Gloomy Bear

After Afro Ken (pictured above), who (like most of us, face it) changes his afro to resemble and befriend the object or thing he most admires, my latest obsession is Gloomy Bear.

The story, as it was told to me, was like the fable with the frog and the scorpion; the moral was about the fact that no matter what the scorpion said, he would always be true to his nature as a scorpion. So when you're a kid, and you adopt a baby cub, don't be thinking that it's not going to eat you when it grows up. Simple.
Combine that with the Japanese toy market's predilection for kawaii (cuteness), and you get Gloomy Bear. How subversive, Mrs. Jones!
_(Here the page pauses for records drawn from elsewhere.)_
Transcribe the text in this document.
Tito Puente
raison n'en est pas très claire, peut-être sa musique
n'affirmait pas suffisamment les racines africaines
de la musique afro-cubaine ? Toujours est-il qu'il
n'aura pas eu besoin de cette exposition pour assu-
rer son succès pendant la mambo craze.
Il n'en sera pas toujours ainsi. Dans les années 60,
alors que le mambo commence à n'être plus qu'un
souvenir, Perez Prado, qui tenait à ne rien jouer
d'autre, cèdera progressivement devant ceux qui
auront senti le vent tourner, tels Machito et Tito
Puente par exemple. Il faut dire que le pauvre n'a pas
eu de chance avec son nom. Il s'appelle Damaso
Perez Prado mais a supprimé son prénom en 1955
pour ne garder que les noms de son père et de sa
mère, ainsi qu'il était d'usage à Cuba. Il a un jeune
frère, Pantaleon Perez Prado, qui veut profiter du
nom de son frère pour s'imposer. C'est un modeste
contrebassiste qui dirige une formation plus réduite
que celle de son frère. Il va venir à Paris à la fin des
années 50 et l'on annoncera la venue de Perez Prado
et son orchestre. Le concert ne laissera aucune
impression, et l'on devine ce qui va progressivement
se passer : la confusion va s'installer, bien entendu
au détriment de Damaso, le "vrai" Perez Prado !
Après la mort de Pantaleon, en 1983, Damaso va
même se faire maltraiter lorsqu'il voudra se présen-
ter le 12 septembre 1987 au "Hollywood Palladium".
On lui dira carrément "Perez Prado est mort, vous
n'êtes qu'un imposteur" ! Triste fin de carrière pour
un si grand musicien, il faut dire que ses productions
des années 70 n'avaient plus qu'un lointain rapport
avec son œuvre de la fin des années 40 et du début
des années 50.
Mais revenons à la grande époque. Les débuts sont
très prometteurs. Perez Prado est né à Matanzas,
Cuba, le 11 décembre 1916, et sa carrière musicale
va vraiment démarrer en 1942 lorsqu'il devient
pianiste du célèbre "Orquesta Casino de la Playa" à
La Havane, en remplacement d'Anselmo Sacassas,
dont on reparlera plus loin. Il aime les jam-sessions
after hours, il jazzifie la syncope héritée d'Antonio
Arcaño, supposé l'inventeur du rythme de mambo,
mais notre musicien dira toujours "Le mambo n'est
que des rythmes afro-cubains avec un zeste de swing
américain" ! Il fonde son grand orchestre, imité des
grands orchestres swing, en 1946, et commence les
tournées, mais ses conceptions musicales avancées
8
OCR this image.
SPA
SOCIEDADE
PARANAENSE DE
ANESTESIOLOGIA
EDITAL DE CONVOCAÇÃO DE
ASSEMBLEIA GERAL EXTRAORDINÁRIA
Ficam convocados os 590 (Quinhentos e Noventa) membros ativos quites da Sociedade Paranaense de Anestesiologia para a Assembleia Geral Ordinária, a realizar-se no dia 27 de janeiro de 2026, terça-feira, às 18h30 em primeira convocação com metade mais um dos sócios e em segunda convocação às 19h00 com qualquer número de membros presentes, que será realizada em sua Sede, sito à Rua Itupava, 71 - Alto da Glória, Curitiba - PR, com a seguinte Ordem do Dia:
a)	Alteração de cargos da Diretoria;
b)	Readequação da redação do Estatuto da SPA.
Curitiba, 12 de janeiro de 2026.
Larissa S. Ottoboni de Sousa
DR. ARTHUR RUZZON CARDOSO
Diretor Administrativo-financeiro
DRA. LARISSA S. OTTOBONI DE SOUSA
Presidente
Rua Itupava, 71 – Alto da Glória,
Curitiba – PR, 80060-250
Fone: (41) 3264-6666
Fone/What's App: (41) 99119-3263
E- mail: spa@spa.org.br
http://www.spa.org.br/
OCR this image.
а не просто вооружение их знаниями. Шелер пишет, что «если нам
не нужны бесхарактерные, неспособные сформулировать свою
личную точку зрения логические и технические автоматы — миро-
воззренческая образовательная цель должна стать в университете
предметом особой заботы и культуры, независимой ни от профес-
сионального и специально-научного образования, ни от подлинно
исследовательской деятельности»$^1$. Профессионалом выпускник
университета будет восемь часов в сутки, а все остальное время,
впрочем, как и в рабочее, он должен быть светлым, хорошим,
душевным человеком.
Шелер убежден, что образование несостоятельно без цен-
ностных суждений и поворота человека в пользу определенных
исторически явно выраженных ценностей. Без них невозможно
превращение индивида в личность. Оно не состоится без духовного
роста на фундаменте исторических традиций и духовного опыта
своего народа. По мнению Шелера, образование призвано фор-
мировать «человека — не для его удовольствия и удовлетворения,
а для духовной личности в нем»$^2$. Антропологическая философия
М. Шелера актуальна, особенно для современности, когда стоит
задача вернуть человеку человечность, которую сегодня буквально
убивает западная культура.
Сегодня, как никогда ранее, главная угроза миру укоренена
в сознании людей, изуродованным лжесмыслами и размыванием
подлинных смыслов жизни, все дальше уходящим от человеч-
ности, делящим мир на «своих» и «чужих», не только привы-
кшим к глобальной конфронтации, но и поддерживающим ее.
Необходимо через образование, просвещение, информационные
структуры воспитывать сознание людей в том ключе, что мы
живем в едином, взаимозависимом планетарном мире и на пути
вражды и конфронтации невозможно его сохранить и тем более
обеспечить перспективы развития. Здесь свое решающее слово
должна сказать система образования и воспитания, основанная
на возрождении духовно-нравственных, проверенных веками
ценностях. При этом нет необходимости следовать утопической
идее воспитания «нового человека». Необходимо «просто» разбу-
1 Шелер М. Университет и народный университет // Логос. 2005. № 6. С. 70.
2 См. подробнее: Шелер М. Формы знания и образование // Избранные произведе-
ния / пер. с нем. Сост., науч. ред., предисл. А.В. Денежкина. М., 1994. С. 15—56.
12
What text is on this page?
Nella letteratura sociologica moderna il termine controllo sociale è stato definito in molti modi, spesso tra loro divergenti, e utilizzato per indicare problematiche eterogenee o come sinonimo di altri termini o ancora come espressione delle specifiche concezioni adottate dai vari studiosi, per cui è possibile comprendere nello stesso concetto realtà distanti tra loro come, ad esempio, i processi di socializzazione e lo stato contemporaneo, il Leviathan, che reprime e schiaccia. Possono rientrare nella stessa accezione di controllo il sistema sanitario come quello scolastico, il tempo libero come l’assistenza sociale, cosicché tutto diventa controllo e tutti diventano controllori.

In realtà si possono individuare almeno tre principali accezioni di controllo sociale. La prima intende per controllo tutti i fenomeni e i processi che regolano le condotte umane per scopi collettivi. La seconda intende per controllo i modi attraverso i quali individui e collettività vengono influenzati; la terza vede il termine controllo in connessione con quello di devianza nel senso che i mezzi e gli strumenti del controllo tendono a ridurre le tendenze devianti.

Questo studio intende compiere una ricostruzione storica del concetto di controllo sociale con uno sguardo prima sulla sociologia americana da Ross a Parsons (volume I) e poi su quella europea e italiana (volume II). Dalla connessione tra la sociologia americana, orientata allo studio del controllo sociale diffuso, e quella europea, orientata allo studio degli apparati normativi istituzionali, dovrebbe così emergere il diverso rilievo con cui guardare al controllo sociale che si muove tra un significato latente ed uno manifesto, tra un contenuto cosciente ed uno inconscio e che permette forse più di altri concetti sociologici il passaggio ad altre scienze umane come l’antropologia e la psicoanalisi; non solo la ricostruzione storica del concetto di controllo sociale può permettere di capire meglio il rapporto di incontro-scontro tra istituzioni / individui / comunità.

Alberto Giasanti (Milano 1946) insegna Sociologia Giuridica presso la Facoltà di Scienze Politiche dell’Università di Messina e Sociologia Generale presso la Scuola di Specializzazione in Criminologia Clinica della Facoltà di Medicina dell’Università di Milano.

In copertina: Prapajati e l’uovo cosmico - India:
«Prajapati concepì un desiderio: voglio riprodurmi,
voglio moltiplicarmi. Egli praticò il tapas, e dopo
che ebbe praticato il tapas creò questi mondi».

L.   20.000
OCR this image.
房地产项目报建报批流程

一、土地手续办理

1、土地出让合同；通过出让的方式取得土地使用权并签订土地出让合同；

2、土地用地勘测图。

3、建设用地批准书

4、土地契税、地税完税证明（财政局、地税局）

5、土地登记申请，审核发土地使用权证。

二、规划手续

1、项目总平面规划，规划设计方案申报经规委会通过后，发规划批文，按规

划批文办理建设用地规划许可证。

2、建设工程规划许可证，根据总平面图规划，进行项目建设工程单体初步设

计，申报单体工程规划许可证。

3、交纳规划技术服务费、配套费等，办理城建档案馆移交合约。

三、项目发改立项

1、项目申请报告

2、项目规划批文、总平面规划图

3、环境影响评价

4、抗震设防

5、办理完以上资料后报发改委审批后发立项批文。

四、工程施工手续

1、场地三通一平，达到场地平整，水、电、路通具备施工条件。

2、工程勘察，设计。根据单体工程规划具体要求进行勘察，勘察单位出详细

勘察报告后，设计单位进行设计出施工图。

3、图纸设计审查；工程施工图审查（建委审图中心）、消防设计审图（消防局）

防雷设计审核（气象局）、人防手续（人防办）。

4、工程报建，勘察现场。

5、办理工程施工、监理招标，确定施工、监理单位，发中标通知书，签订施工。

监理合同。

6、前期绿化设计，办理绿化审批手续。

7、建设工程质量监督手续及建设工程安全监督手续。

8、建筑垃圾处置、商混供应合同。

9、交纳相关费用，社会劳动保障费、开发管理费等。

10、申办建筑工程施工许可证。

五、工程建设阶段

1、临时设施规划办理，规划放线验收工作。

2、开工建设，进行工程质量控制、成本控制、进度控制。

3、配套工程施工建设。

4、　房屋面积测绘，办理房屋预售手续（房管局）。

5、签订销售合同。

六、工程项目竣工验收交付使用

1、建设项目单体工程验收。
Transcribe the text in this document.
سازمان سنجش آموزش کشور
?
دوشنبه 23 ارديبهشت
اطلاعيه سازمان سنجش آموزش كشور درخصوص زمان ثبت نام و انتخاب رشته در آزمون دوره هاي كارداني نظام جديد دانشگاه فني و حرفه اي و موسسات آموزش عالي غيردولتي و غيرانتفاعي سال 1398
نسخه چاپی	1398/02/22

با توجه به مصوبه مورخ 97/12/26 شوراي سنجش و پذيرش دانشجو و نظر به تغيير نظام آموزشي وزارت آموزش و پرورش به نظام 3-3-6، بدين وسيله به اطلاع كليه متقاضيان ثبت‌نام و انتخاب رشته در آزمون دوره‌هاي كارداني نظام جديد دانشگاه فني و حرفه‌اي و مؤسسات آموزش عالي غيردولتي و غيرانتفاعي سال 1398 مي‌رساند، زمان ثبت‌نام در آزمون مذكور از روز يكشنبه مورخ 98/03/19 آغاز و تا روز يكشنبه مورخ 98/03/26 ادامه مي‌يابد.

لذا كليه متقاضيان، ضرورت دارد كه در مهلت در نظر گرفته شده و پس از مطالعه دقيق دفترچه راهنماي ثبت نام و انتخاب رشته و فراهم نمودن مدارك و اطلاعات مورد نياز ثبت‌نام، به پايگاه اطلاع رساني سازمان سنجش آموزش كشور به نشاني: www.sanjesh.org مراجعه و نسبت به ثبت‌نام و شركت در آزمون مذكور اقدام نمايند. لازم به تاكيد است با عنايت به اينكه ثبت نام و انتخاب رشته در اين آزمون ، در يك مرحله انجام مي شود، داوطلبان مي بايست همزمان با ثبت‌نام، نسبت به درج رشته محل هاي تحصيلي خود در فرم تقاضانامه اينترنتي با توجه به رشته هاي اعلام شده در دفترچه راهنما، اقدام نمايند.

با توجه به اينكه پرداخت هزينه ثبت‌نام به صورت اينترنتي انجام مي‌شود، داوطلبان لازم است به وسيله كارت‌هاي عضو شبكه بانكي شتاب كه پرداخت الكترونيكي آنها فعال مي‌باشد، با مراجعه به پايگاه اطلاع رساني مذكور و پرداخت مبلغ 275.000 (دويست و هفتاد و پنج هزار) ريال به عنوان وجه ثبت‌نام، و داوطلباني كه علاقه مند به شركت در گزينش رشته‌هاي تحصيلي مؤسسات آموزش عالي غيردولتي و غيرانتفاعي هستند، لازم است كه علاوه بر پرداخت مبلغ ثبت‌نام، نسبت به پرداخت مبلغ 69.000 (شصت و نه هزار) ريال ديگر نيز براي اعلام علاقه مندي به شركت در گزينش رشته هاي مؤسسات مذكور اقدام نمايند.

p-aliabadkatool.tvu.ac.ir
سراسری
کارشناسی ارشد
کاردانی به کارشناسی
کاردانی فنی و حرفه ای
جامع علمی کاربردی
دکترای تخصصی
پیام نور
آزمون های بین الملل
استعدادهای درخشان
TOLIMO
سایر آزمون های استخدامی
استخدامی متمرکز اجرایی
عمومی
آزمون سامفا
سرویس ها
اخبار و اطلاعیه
Here's what I've read online about it:
Designer toys like Gloomy Bear (pictured), created by Japan’s Mori Chack, are both cute and scary. Maybe that’s because in Japanese, the words “cute” (kawaii) and “scary” (kowai) are only a vowel apart. (cbc.ca article 5/11/05, http://www.cbc.ca/arts/photoessay/designertoys/)
An interview with Mori Chack, creator of Gloomy Bear, in Playtimes magazine.
In Japan, Gloomy is pronounced, “gurumi”, the last part of “nuigurumi” which means stuffed toy. Most stuffed toys are cute and cuddly, why did you make Gloomy violent but still retaining that trademark Japanese ‘kawaii’-ness?
It’s a combination of the meaning of the word, “GLOOMY”, as in “dark” and “obscure” as well as a twist on the Japanese word, “nui-gurumi”. I’d like to emphasize not only the meaning of the word, but the sound and catchiness of it. But if the word, “GLOOMY” also holds relevant meaning, it sticks in your mind. So it was the ideal name for the character. (playtimes magazine article, v1 issue 8, http://www.playtimes-magazine.com/vol01issue08.htm)
So many puns, no wonder Gloomy Bear got violent.